Employee ownership appeals because it combines stability with shared reward. It protects the independence of a company, gives employees a meaningful voice, and ensures that the values that shaped its success are not lost in the pursuit of short-term gain. For tech businesses, which rely so heavily on their people, their culture and their ability to innovate, these benefits are increasingly hard to ignore.
A long-term approach in a short-term world
The tech sector moves fast. New tools, new frameworks and new trends appear almost daily, and it can be tempting for companies to jump on the latest technology simply because it’s fashionable. But the danger is losing sight of what customers actually need.
External investment can sometimes amplify this pressure. Investors often expect quick returns, which can push businesses to prioritise growth at all costs rather than building sustainable solutions. The EOT model offers an alternative. By shifting ownership to a trust, decisions stay close to the people who know the company best. There is no outside pressure to chase quarterly targets or fit an investor’s exit plan.
That stability allows a business to evolve more deliberately, refining its products, strengthening customer relationships and building a team that truly understands the work. For founders who take a long-term view, employee ownership aligns far better with the culture they want to preserve.
Why culture matters more in tech
Unlike many sectors, technology isn’t just about physical products or assets. It’s about knowledge, creativity and collaboration. The most valuable part of a software business is often the people who build and support it.
Traditional share schemes or bonus structures tend to reward only a small number of employees, usually those in senior positions. But in reality, innovation can come from anywhere. A small tweak from a developer, an insight from a support team member, or an idea from an implementation consultant can make a huge difference to the customer experience.
An EOT broadens that reward. Every member of the team benefits equally when the company performs well. That shared stake creates a stronger sense of connection and accountability, which in turn leads to higher engagement and lower turnover.
Independent studies find employee-owned businesses 8% – 12% more productive and 50% more likely to reinvest in R&D than conventional peers.
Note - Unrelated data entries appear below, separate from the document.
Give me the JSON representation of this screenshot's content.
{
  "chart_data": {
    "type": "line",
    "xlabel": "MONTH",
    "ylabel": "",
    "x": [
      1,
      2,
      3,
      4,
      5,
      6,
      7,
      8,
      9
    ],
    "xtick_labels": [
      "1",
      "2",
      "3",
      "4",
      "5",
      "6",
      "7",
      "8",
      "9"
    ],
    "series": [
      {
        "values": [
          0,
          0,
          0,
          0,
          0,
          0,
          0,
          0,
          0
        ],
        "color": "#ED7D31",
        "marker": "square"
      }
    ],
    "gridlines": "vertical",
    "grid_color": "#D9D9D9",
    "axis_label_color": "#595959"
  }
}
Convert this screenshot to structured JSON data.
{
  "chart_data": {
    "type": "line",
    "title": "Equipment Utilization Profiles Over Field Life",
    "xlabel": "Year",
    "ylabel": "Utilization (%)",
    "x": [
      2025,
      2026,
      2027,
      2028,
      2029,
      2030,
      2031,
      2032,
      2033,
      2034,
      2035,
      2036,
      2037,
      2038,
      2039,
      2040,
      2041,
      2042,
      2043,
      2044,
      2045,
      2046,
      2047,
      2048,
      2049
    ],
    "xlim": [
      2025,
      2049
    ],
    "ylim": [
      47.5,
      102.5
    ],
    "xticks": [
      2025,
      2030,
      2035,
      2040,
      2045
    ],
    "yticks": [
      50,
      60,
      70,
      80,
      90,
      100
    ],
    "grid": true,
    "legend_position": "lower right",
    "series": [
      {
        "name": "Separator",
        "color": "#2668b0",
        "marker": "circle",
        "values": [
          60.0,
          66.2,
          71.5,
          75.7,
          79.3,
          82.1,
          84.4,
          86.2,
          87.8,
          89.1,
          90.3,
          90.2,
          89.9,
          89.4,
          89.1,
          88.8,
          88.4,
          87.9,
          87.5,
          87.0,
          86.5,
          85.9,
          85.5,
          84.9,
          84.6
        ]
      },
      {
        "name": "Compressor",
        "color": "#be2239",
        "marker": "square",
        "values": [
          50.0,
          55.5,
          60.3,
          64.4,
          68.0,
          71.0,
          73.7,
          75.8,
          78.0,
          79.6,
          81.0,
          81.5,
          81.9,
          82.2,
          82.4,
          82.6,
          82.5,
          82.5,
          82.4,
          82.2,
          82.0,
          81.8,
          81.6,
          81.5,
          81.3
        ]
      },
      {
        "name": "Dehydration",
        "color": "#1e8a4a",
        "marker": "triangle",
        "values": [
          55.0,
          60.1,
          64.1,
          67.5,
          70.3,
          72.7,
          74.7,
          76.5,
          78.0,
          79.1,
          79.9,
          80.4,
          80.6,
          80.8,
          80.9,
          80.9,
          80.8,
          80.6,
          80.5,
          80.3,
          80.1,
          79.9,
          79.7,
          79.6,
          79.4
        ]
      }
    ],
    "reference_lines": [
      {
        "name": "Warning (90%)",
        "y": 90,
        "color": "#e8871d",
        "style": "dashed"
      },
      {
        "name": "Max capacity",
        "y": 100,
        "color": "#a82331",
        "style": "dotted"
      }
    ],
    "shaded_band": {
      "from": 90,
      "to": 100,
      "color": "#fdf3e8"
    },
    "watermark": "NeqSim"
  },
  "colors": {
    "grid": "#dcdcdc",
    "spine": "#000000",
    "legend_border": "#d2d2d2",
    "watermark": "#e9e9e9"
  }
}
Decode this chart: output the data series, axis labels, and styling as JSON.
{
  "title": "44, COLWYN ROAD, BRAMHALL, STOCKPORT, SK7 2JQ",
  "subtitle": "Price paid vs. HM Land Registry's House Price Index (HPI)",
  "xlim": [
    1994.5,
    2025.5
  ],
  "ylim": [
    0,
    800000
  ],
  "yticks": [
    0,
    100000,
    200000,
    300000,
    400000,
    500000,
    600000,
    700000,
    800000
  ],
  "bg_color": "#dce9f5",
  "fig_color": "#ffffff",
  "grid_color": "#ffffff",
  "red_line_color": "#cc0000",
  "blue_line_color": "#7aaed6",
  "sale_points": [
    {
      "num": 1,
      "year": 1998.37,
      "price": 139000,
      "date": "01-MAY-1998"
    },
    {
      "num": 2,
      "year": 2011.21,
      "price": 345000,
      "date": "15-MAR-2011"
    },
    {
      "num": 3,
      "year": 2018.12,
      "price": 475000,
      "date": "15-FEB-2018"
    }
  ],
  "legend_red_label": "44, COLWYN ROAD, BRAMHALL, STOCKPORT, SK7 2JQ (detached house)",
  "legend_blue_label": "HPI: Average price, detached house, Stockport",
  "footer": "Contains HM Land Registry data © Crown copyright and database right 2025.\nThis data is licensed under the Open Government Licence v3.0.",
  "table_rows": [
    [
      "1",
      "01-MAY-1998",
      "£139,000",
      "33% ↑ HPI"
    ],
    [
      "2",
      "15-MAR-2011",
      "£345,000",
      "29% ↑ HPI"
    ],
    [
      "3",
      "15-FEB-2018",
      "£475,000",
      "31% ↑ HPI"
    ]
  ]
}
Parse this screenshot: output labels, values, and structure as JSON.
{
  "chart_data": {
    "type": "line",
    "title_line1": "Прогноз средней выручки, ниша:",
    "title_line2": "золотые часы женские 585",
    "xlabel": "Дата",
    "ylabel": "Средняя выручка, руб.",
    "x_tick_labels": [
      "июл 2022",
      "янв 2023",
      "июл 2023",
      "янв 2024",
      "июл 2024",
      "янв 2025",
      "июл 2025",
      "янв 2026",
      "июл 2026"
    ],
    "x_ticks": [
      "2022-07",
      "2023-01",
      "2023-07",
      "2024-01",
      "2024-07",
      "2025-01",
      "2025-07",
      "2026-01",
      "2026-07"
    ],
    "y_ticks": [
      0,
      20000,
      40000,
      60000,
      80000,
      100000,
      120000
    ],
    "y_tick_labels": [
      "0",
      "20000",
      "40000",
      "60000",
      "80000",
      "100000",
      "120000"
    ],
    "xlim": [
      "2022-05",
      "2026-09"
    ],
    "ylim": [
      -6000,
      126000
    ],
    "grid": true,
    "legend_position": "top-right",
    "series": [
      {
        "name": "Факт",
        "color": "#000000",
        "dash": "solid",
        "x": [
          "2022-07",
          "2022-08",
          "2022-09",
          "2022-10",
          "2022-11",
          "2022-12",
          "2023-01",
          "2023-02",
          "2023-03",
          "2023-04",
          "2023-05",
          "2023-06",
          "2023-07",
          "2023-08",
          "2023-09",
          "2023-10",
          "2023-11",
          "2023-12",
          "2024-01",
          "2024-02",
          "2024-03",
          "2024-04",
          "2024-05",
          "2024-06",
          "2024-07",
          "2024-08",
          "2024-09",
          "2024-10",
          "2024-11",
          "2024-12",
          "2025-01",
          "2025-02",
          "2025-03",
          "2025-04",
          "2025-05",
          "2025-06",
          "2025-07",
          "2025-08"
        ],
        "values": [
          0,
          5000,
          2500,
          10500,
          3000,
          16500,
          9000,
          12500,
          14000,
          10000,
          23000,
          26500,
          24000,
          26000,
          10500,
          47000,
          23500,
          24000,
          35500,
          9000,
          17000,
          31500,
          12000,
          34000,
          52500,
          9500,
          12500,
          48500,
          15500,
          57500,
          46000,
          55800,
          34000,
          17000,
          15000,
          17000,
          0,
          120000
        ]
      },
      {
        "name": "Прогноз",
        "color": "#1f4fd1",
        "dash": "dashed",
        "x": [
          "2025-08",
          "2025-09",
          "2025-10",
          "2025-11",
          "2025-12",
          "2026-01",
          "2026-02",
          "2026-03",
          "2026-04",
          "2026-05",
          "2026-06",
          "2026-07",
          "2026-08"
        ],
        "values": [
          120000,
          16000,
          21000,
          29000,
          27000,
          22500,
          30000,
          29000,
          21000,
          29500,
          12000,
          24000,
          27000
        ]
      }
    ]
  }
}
For tech businesses competing in a tight talent market, that cultural advantage can be as valuable as the financial one.
Preserving what makes a business unique
Most founders don’t start a company simply to sell it. They start with a clear purpose – usually to solve a problem they care about – and want that purpose to endure beyond their own tenure.
Employee ownership helps embed those founding values into the structure of the business. Trustees are legally required to act in the best interests of employees, which keeps decisions aligned with the people who deliver the work and the customers they support.
It also helps preserve the know-how and relationships that make a smaller tech business distinct. When employees have a meaningful stake, they are more likely to stay, ensuring continuity for clients and safeguarding the culture that made the company successful in the first place.
For customers, that means the team they know and trust doesn’t disappear after an ownership change. For employees, it reinforces that their work is valued and their future matters.
Growing interest beyond the UK
While the UK was an early mover in encouraging employee ownership, it’s not alone. Canada has introduced a similar model, offering a capital gains exemption on qualifying sales to employee ownership trusts. Australia and New Zealand are actively debating reforms, while several European countries are exploring variations of their own.
For globally connected tech businesses, these developments matter. Supply chains, partnerships and client expectations increasingly favour companies whose governance models reflect shared ownership and long-term thinking. What started as a UK experiment is now becoming an international trend.
For founders, this growing recognition provides additional reassurance that employee ownership isn’t niche or risky. It’s a proven model that’s gaining momentum well beyond one market.
A model built for resilience
Employee ownership will not be the right choice for every company. Some businesses will still benefit from external investment and the scale it brings. But for those looking to build resilience and retain their independence, it offers a pragmatic alternative.
It turns succession from a one-off transaction into a long-term commitment – to employees, to customers, and to the original values of the business. For many in the tech sector, that shift reflects a growing desire to prioritise people and purpose as much as profit.
EOTs are not about looking back. They are about creating the conditions for a business to move forward without losing sight of why it was founded. For companies that value independence, culture and long-term thinking, they provide a clear way to protect what matters most.